Ce paysage romantique s’apparente à un tableau, nous allons à présent en étudier l’aspect symbolique.

II. Un tableau symbolique

Les termes laudatifs nous montrent que Nerval est en admiration face à cette admiration, « magnifique chose », « prodigieux », « grandiose et la terrible majesté ». La dimension esthétique du paysage est mise en évidence. La description de ce tableau symbolique atteste de la grande technique du clair obscur ainsi que le connotent les notations de lumière et de couleur, « la nuit à la lueur de la foudre », « lueur blafarde », « masse noire ». Les contrastes renforcent cet aspect déjà exploités par les peintres de l’époque. La nature devient en fait le miroir de l’homme dans le sens où elle en reflète l’état d’esprit. La nature non seulement est objet d’admiration mais aussi un moyen d’y voir le reflet des ses propres tourments. Nous retrouvons la sensibilité des romantiques qui aiment les spectacles terribles, chaotiques, qui provoquent des émotions fortes et puissantes.

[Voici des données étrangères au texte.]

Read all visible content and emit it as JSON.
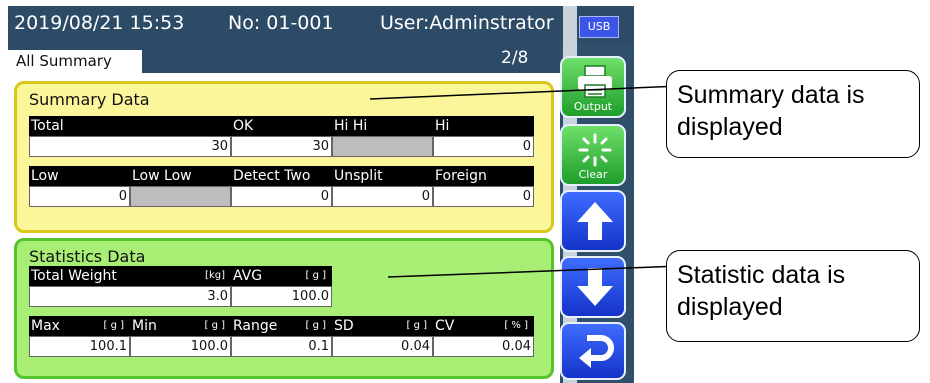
{
  "status_bar": {
    "datetime": "2019/08/21 15:53",
    "number": "No: 01-001",
    "user": "User:Adminstrator",
    "usb_label": "USB"
  },
  "screen": {
    "tab_label": "All Summary",
    "page": "2/8"
  },
  "summary": {
    "title": "Summary Data",
    "row1": {
      "headers": [
        "Total",
        "OK",
        "Hi Hi",
        "Hi"
      ],
      "values": [
        "30",
        "30",
        "",
        "0"
      ]
    },
    "row2": {
      "headers": [
        "Low",
        "Low Low",
        "Detect Two",
        "Unsplit",
        "Foreign"
      ],
      "values": [
        "0",
        "",
        "0",
        "0",
        "0"
      ]
    }
  },
  "statistics": {
    "title": "Statistics Data",
    "row1": {
      "headers": [
        {
          "label": "Total Weight",
          "unit": "[kg]"
        },
        {
          "label": "AVG",
          "unit": "[ g ]"
        }
      ],
      "values": [
        "3.0",
        "100.0"
      ]
    },
    "row2": {
      "headers": [
        {
          "label": "Max",
          "unit": "[ g ]"
        },
        {
          "label": "Min",
          "unit": "[ g ]"
        },
        {
          "label": "Range",
          "unit": "[ g ]"
        },
        {
          "label": "SD",
          "unit": "[ g ]"
        },
        {
          "label": "CV",
          "unit": "[ % ]"
        }
      ],
      "values": [
        "100.1",
        "100.0",
        "0.1",
        "0.04",
        "0.04"
      ]
    }
  },
  "side_buttons": {
    "output_label": "Output",
    "clear_label": "Clear",
    "icons": [
      "printer-icon",
      "sparkle-icon",
      "arrow-up-icon",
      "arrow-down-icon",
      "return-icon"
    ]
  },
  "callouts": {
    "summary_line1": "Summary data is",
    "summary_line2": "displayed",
    "statistics_line1": "Statistic data is",
    "statistics_line2": "displayed"
  },
  "colors": {
    "status_bar": "#2d4b66",
    "summary_panel": "#fcf69b",
    "summary_border": "#d9c81a",
    "statistics_panel": "#a9ee74",
    "statistics_border": "#55c42a",
    "usb_badge": "#3b56e6",
    "button_green": "#1e9d2a",
    "button_blue": "#1433c9"
  }
}
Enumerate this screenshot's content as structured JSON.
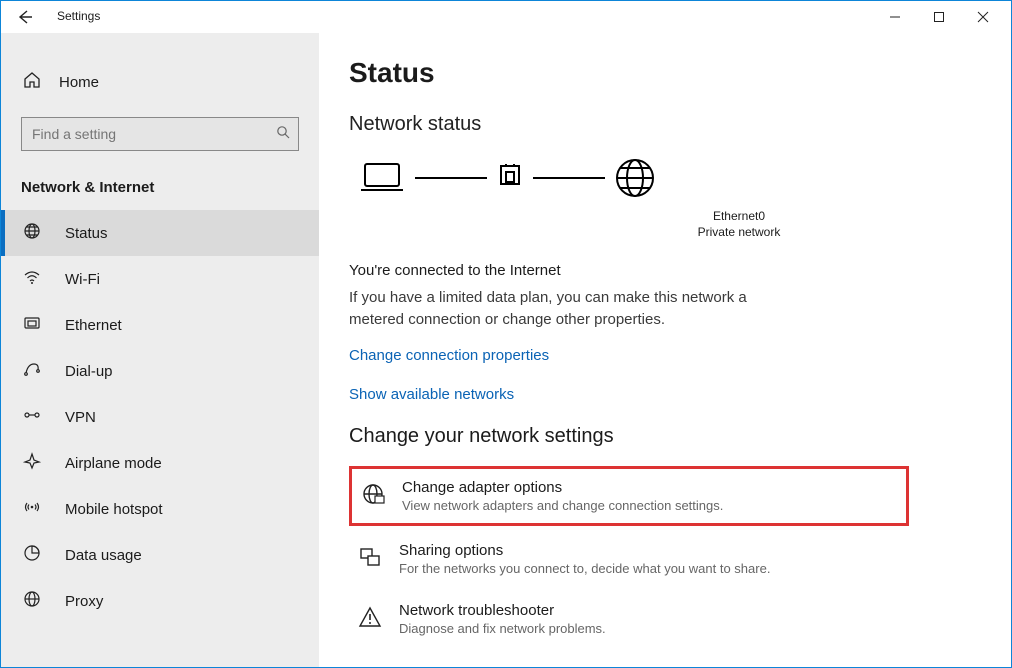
{
  "window": {
    "title": "Settings"
  },
  "sidebar": {
    "home_label": "Home",
    "search_placeholder": "Find a setting",
    "heading": "Network & Internet",
    "items": [
      {
        "label": "Status"
      },
      {
        "label": "Wi-Fi"
      },
      {
        "label": "Ethernet"
      },
      {
        "label": "Dial-up"
      },
      {
        "label": "VPN"
      },
      {
        "label": "Airplane mode"
      },
      {
        "label": "Mobile hotspot"
      },
      {
        "label": "Data usage"
      },
      {
        "label": "Proxy"
      }
    ]
  },
  "main": {
    "page_title": "Status",
    "network_status_heading": "Network status",
    "diag": {
      "adapter_name": "Ethernet0",
      "network_type": "Private network"
    },
    "connected_title": "You're connected to the Internet",
    "connected_text": "If you have a limited data plan, you can make this network a metered connection or change other properties.",
    "link_change": "Change connection properties",
    "link_show": "Show available networks",
    "change_settings_heading": "Change your network settings",
    "rows": [
      {
        "title": "Change adapter options",
        "desc": "View network adapters and change connection settings."
      },
      {
        "title": "Sharing options",
        "desc": "For the networks you connect to, decide what you want to share."
      },
      {
        "title": "Network troubleshooter",
        "desc": "Diagnose and fix network problems."
      }
    ]
  }
}
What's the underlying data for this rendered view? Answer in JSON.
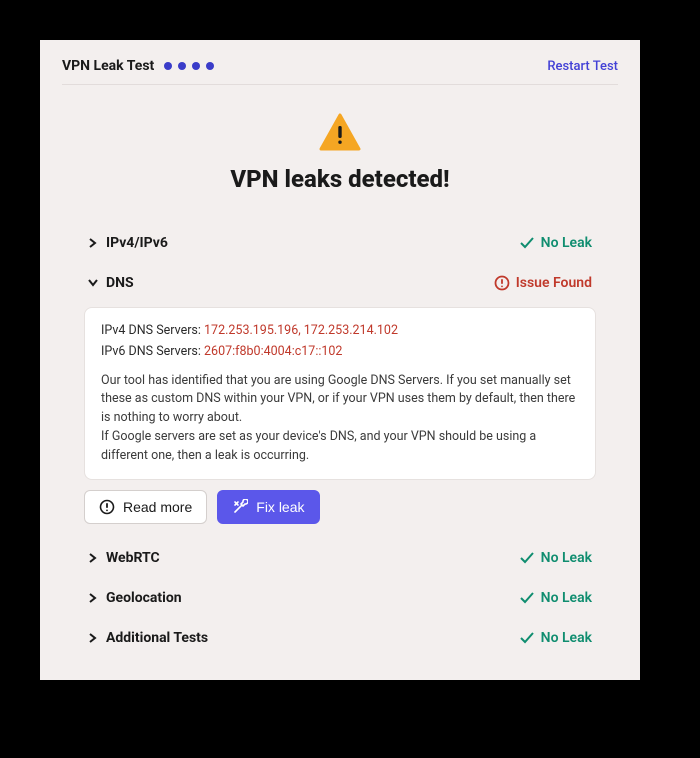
{
  "header": {
    "title": "VPN Leak Test",
    "restart": "Restart Test",
    "progress_dots": 4
  },
  "hero": {
    "heading": "VPN leaks detected!"
  },
  "status_labels": {
    "ok": "No Leak",
    "issue": "Issue Found"
  },
  "sections": {
    "ipv": {
      "label": "IPv4/IPv6",
      "status": "ok"
    },
    "dns": {
      "label": "DNS",
      "status": "issue",
      "ipv4_label": "IPv4 DNS Servers:",
      "ipv4_val": "172.253.195.196, 172.253.214.102",
      "ipv6_label": "IPv6 DNS Servers:",
      "ipv6_val": "2607:f8b0:4004:c17::102",
      "para1": "Our tool has identified that you are using Google DNS Servers. If you set manually set these as custom DNS within your VPN, or if your VPN uses them by default, then there is nothing to worry about.",
      "para2": "If Google servers are set as your device's DNS, and your VPN should be using a different one, then a leak is occurring.",
      "read_more": "Read more",
      "fix_leak": "Fix leak"
    },
    "webrtc": {
      "label": "WebRTC",
      "status": "ok"
    },
    "geo": {
      "label": "Geolocation",
      "status": "ok"
    },
    "additional": {
      "label": "Additional Tests",
      "status": "ok"
    }
  }
}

Le sublime est atteint, la frayeur est quasi éprouvée devant un tel spectacle, « épouvantable grandiose », « terrible majesté », l’effet touche à son paroxysme grâce au jeu des antithèses qui en accentuent la puissance. « La terreur entre en opposition avec la « curiosité », et le « spectacle prodigieux ». La force des noms et des adjectifs est hyperbolique. La dimension est pour ainsi dire spirituelle, l’image du chaos et de la destruction domine l’ensemble du tableau ; la tempête nous offre l’image de l’apocalypse, c’est ici l’antithèse du cosmos créé par Dieu dans la Genèse (séparation de la lumière et des ténèbres, de l’eau et du ciel, de l’eau et de la terre). La tempête incarne la lutte des puissances contraires, le bien et le mal. La dimension est tant épique qu’apocalyptique et l’homme face aux caprices de la nature versatile reste impuissant, il peut juste contempler et subir, « se révolter contre lui en croisant ses vagues avec ses éclairs ».

Conclusion

Cet extrait au-delà de son intérêt esthétique au niveau pictural est très évocateur du personnage d’Alfred qui malgré la tempête, avec un maximum de détermination, parvient à sortir sain et sauf de cette première épreuve, cela révèle ses qualités, sang froid en particulier, et ses talents d’artiste car malgré la fatigue et la peur, il parvient à prendre en compte la beauté du paysage en la transcrivant avec toute la force et le chaos qu’il suggère. Nous retrouvons toutes les qualités du héros romantique à travers les effets d’un paysage romantique sur un personnage.